This project is a Lead Scoring Case Study, built as part of the UpGrad Data Science course, to help businesses identify high-converting leads using Machine Learning models.
- Understand lead conversion behavior based on given features
- Clean & preprocess data to handle missing values, outliers
- Feature Engineering to extract useful insights
- Build ML models to predict lead conversion probability
- Evaluate models and deploy the best-performing one
- Programming Language: Python
- Data Handling: Pandas, NumPy
- Machine Learning: Scikit-Learn, Logistic Regression
- Visualization: Matplotlib, Seaborn
- The overall lead conversion so far has been 47.1%. The analysis suggests that leads tagged with high-intent indicators (like 'Closed by Horizzon' or 'Interested in Next batch') are more likely to convert.
- Channels like Websites and References have led to the most conversions (>90%), while social media and search engines like google came up far second (60-70%).
- Developing countries with lesser technology adaptibility such as Bahrain and Bangladesh dominate the successful conversions demographics, while Working Professionals in the field of Management also carry the same weightage.
- Successful conversions have spent an average of 1.5x time of the unsuccessful conversions on the website. Moreover, a low bounce rate (6.42%) indicates that once anyone enters the website, they are more likely to explore it beyond the first few webpages.
- A lead is more likely to be converted when contacted either via email or by phone.
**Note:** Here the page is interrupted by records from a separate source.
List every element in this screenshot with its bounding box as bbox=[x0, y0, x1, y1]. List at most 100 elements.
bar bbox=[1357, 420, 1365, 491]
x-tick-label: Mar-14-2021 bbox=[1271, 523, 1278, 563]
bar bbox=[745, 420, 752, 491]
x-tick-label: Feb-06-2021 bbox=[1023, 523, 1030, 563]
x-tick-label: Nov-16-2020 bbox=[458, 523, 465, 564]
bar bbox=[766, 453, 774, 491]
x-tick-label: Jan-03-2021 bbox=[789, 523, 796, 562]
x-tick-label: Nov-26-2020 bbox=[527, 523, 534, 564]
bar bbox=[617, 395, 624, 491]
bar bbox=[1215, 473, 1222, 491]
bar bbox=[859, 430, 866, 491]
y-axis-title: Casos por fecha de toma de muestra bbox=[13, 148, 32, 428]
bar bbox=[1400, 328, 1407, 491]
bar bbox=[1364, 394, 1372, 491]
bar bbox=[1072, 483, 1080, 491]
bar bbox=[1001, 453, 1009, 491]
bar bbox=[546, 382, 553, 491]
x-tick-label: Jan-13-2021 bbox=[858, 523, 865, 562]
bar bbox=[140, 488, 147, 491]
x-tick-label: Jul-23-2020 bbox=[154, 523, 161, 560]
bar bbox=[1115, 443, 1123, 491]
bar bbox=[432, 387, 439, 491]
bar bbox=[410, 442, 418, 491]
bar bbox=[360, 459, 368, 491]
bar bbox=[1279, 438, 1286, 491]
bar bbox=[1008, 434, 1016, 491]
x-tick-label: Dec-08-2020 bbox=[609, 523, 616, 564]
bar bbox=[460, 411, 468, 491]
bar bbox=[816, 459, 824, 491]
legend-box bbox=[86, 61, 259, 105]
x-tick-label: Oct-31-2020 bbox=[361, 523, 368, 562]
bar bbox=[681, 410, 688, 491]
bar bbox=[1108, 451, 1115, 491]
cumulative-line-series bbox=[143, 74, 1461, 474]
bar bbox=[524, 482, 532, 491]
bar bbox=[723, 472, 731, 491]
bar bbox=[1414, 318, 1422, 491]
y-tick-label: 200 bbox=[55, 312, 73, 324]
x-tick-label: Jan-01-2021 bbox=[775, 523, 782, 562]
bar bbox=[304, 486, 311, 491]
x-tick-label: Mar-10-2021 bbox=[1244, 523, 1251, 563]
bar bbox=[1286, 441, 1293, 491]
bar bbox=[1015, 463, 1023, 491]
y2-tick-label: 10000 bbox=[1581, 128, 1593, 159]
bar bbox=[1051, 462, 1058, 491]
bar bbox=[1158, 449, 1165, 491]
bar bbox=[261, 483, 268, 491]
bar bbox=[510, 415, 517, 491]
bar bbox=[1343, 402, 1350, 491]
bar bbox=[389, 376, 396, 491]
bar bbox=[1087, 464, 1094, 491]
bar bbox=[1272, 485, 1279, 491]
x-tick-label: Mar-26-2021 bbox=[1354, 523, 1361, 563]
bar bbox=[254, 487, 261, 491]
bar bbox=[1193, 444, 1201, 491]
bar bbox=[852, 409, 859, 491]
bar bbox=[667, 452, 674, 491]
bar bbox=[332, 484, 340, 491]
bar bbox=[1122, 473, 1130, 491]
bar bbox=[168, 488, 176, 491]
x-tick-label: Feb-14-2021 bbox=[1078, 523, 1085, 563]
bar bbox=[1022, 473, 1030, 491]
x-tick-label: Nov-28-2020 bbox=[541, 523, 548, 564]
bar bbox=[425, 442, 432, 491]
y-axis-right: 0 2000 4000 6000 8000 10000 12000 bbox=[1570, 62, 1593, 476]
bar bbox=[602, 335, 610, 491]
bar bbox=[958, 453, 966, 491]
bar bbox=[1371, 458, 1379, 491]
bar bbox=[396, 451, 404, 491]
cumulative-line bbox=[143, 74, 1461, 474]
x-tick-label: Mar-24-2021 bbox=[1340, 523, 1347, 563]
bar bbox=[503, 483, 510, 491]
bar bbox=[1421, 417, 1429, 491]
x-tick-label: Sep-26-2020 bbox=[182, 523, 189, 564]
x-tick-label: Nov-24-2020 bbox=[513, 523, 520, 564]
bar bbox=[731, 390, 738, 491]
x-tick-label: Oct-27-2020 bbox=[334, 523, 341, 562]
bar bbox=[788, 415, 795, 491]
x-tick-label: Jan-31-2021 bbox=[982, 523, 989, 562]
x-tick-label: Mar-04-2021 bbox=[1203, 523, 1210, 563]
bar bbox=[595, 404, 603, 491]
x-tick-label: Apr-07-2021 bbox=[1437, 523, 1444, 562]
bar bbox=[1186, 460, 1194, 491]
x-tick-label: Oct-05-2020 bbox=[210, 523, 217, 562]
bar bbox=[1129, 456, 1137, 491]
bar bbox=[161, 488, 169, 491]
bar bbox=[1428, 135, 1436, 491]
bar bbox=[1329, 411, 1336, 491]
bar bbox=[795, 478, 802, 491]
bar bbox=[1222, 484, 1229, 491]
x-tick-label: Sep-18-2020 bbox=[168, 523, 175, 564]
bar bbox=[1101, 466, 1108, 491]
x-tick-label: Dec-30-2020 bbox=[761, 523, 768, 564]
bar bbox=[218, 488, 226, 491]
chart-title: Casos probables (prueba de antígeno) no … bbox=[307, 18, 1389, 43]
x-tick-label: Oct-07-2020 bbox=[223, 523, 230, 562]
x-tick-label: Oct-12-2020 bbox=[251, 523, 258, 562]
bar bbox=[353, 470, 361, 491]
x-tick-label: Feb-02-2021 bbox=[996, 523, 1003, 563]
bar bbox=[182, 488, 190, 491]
The data also indicates that prospects prefer email communication over calls.
- A positive correlation could be observed as we moved towards a higher activity index for a prospect, but it was the opposite when it came to profile index.
- This classification model can be deployed to help the business accurately predict outcomes (e.g., lead conversion) with 96% accuracy.
- The high precision and recall for both classes ensure that the model minimizes both false positives (incorrectly predicting a lead would convert) and false negatives (missing out on actual lead conversions).
- A high ROC AUC score indicates the model can strongly differentiate between both classes, further enhancing its performance.